What have just happen here? For me it seems like because of bug in EF all authors of applications that (directly or indirectly) use certain package(s) are relying on implementation detail of this package! It is not due to choice that any of these authors have made explicitly. This choice was unconsciously made by picking EF model-first as a tool to be used in their project. But wait, it is even worst, because they didn’t make this unconscious choice themselves. It was made collectively, over time, over different packages. Furthermore changes made to alleviate the original problem have led to problem recurring in different systems.

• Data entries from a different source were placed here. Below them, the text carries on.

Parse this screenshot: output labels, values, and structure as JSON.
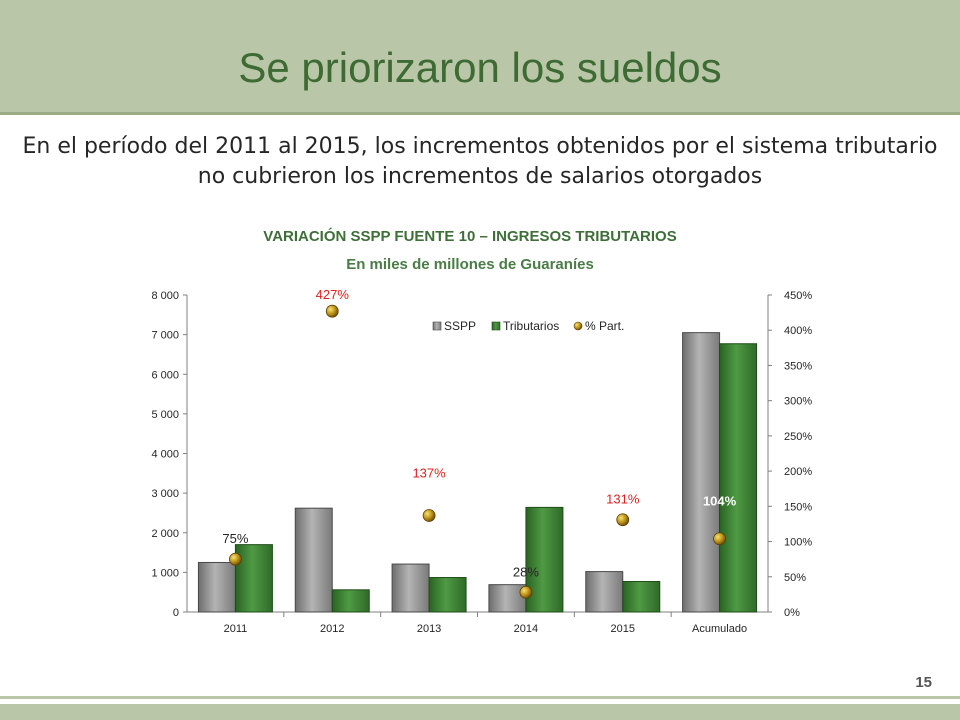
{
  "slide": {
    "title": "Se priorizaron los sueldos",
    "subtitle": "En el período del 2011 al 2015, los incrementos obtenidos por el sistema tributario no cubrieron los incrementos de salarios otorgados",
    "page_number": "15"
  },
  "colors": {
    "header": "#b9c7a8",
    "title": "#3e6b34",
    "sspp": "#8c8c8c",
    "tributarios": "#3d7f34",
    "part": "#b8860b",
    "label_red": "#e02020"
  },
  "chart_data": {
    "type": "bar",
    "title": "VARIACIÓN SSPP FUENTE 10 – INGRESOS TRIBUTARIOS",
    "subtitle": "En miles de millones de Guaraníes",
    "categories": [
      "2011",
      "2012",
      "2013",
      "2014",
      "2015",
      "Acumulado"
    ],
    "series": [
      {
        "name": "SSPP",
        "axis": "left",
        "values": [
          1250,
          2620,
          1210,
          690,
          1020,
          7050
        ]
      },
      {
        "name": "Tributarios",
        "axis": "left",
        "values": [
          1700,
          560,
          870,
          2640,
          770,
          6770
        ]
      },
      {
        "name": "% Part.",
        "axis": "right",
        "kind": "marker",
        "values": [
          75,
          427,
          137,
          28,
          131,
          104
        ],
        "labels": [
          "75%",
          "427%",
          "137%",
          "28%",
          "131%",
          "104%"
        ]
      }
    ],
    "ylim_left": [
      0,
      8000
    ],
    "ylim_right": [
      0,
      450
    ],
    "left_ticks": [
      "0",
      "1 000",
      "2 000",
      "3 000",
      "4 000",
      "5 000",
      "6 000",
      "7 000",
      "8 000"
    ],
    "right_ticks": [
      "0%",
      "50%",
      "100%",
      "150%",
      "200%",
      "250%",
      "300%",
      "350%",
      "400%",
      "450%"
    ],
    "legend_position": "top-right",
    "grid": false
  }
}
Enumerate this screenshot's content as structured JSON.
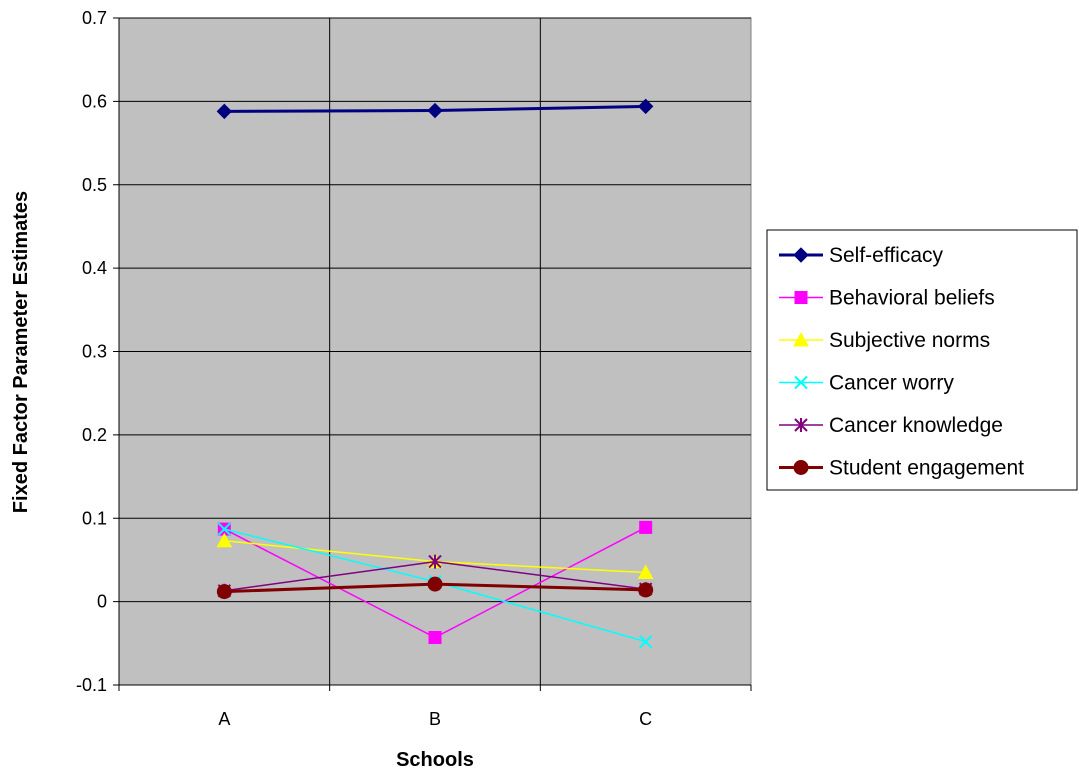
{
  "chart_data": {
    "type": "line",
    "title": "",
    "xlabel": "Schools",
    "ylabel": "Fixed Factor Parameter Estimates",
    "categories": [
      "A",
      "B",
      "C"
    ],
    "ylim": [
      -0.1,
      0.7
    ],
    "yticks": [
      "0.7",
      "0.6",
      "0.5",
      "0.4",
      "0.3",
      "0.2",
      "0.1",
      "0",
      "-0.1"
    ],
    "grid": true,
    "plot_background": "#c0c0c0",
    "legend_position": "right",
    "series": [
      {
        "name": "Self-efficacy",
        "values": [
          0.588,
          0.589,
          0.594
        ],
        "color": "#000080",
        "marker": "diamond"
      },
      {
        "name": "Behavioral beliefs",
        "values": [
          0.087,
          -0.043,
          0.089
        ],
        "color": "#ff00ff",
        "marker": "square"
      },
      {
        "name": "Subjective norms",
        "values": [
          0.073,
          0.048,
          0.035
        ],
        "color": "#ffff00",
        "marker": "triangle"
      },
      {
        "name": "Cancer worry",
        "values": [
          0.087,
          0.024,
          -0.048
        ],
        "color": "#00ffff",
        "marker": "x"
      },
      {
        "name": "Cancer knowledge",
        "values": [
          0.013,
          0.048,
          0.015
        ],
        "color": "#800080",
        "marker": "star"
      },
      {
        "name": "Student engagement",
        "values": [
          0.012,
          0.021,
          0.014
        ],
        "color": "#800000",
        "marker": "circle"
      }
    ]
  }
}
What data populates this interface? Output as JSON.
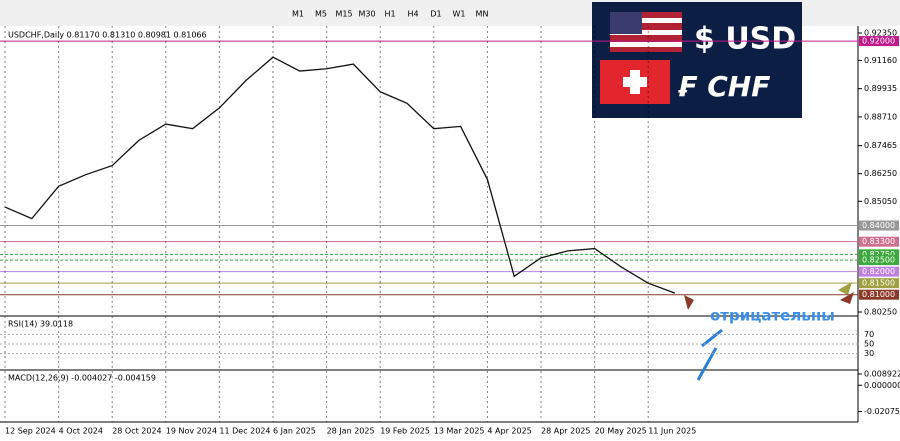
{
  "toolbar": {
    "timeframes": [
      "M1",
      "M5",
      "M15",
      "M30",
      "H1",
      "H4",
      "D1",
      "W1",
      "MN"
    ]
  },
  "chart_data": {
    "type": "line",
    "header": "USDCHF,Daily  0.81170 0.81310 0.80981 0.81066",
    "categories": [
      "12 Sep 2024",
      null,
      "4 Oct 2024",
      null,
      "28 Oct 2024",
      null,
      "19 Nov 2024",
      null,
      "11 Dec 2024",
      null,
      "6 Jan 2025",
      null,
      "28 Jan 2025",
      null,
      "19 Feb 2025",
      null,
      "13 Mar 2025",
      null,
      "4 Apr 2025",
      null,
      "28 Apr 2025",
      null,
      "20 May 2025",
      null,
      "11 Jun 2025",
      null
    ],
    "values": [
      0.848,
      0.843,
      0.857,
      0.862,
      0.866,
      0.877,
      0.884,
      0.882,
      0.891,
      0.903,
      0.913,
      0.907,
      0.908,
      0.91,
      0.898,
      0.893,
      0.882,
      0.883,
      0.86,
      0.818,
      0.826,
      0.829,
      0.83,
      0.822,
      0.815,
      0.8107
    ],
    "color": "#111111",
    "ylim": [
      0.8025,
      0.9235
    ],
    "yticks": [
      {
        "value": 0.9235,
        "label": "0.92350"
      },
      {
        "value": 0.9116,
        "label": "0.91160"
      },
      {
        "value": 0.89935,
        "label": "0.89935"
      },
      {
        "value": 0.8871,
        "label": "0.88710"
      },
      {
        "value": 0.87465,
        "label": "0.87465"
      },
      {
        "value": 0.8625,
        "label": "0.86250"
      },
      {
        "value": 0.8505,
        "label": "0.85050"
      },
      {
        "value": 0.8025,
        "label": "0.80250"
      }
    ],
    "levels": [
      {
        "value": 0.92,
        "label": "0.92000",
        "color": "#c0188c"
      },
      {
        "value": 0.84,
        "label": "0.84000",
        "color": "#999999"
      },
      {
        "value": 0.833,
        "label": "0.83300",
        "color": "#d07090"
      },
      {
        "value": 0.8275,
        "label": "0.82750",
        "color": "#3aa83a"
      },
      {
        "value": 0.825,
        "label": "0.82500",
        "color": "#3aa83a"
      },
      {
        "value": 0.82,
        "label": "0.82000",
        "color": "#c080e0"
      },
      {
        "value": 0.815,
        "label": "0.81500",
        "color": "#a0a040"
      },
      {
        "value": 0.81,
        "label": "0.81000",
        "color": "#8b3a2a"
      }
    ],
    "rsi": {
      "label": "RSI(14) 39.0118",
      "ylim": [
        0,
        100
      ],
      "yticks": [
        70,
        50,
        30
      ]
    },
    "macd": {
      "label": "MACD(12,26,9) -0.004027 -0.004159",
      "ylim": [
        -0.0275,
        0.0121
      ],
      "yticks": [
        {
          "value": 0.008922,
          "label": "0.008922"
        },
        {
          "value": 0,
          "label": "0.000000"
        },
        {
          "value": -0.020757,
          "label": "-0.020757"
        }
      ]
    }
  },
  "banner": {
    "usd": "$ USD",
    "chf": "₣ CHF"
  },
  "annotation": "отрицательны"
}
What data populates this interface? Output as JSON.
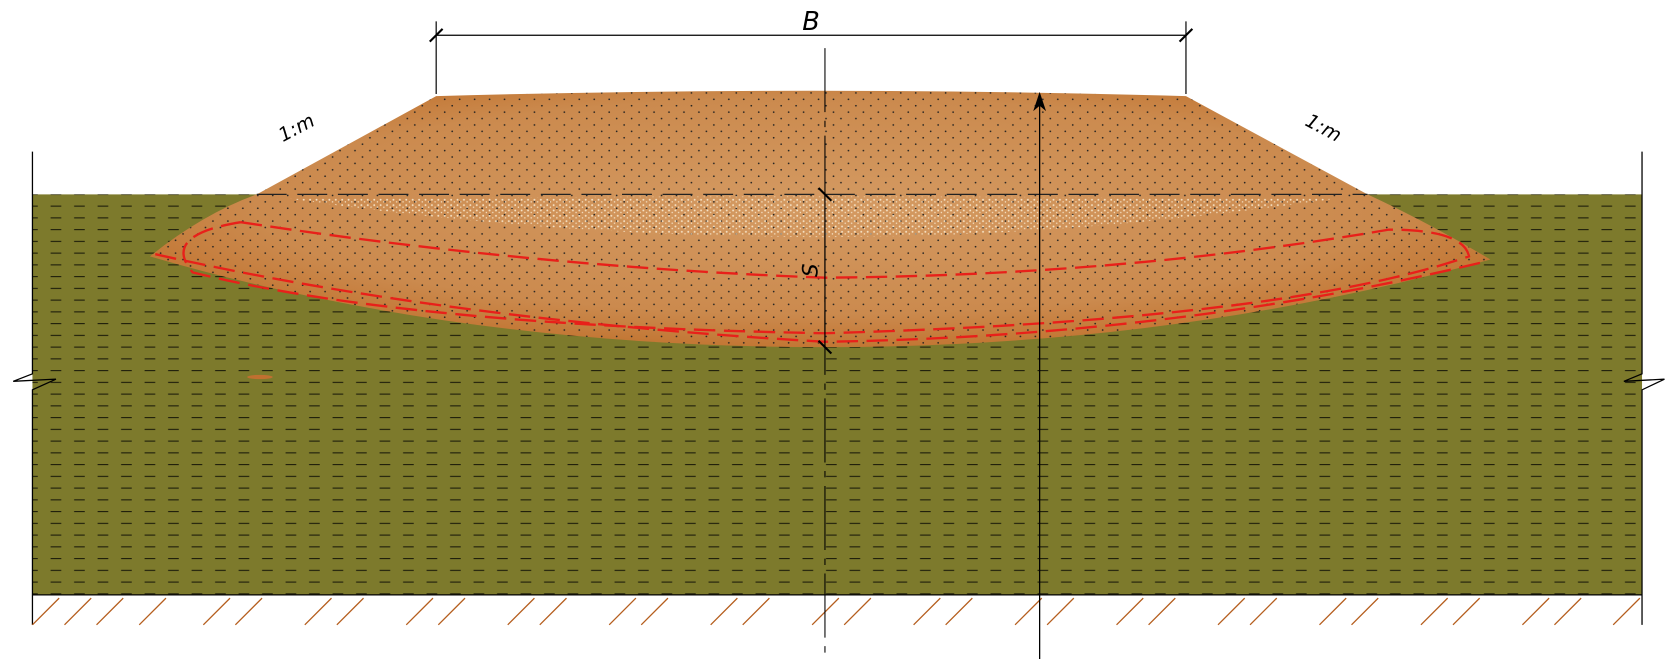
{
  "dimensions": {
    "width_label": "B",
    "settlement_label": "S"
  },
  "slopes": {
    "left": "1:m",
    "right": "1:m"
  }
}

It seem that probability of this bug getting in your way has positive correlation with reuse that you do in your company and common domain language. This actually means that the better you work the more you are exposed to it. And let me just say that this scenario is not fully made up.

Also this is bad on completely different level. How long should bug like this live? This one is known issue since beginning of the EF. Come on!

Alternatives and workarounds

Obvious alternative is to use different ORM (yes, I like NH) or use overall different approach to data access. I am not fan of plain SQL, but I worked with such approach and know that it can work quite OK(ish).

If you are forced to use EF for example by stupid company rules or some guy who lost contact with reality after being called architect you can go with code-first approach. This error exists only in model-first approach. If you will switch to code-first you will (finally!) also make your connection string free from this EF characteristic clutter, that always makes you scroll right to see actual connection string even on HD+ displays.

You can either redo your data models manually or use tool to help you. Use scroll on this thread to get more infos about tools.

Even if you decide to do it manually to save yourself some work you can most probably just use classes definitions generated by t4 templates. They have been generated automatically for you when you have been still using EDMX, they should reside on your hard drive. Just copy them to your new DataModels (or whatever it is called at your place) project. This does not mean no work, you will still have to do some stuff. Especially if you have put some work in mapping, for example to mask shortcoming of your database(like inconsistent naming). All this mapping information will have to be re-enterd.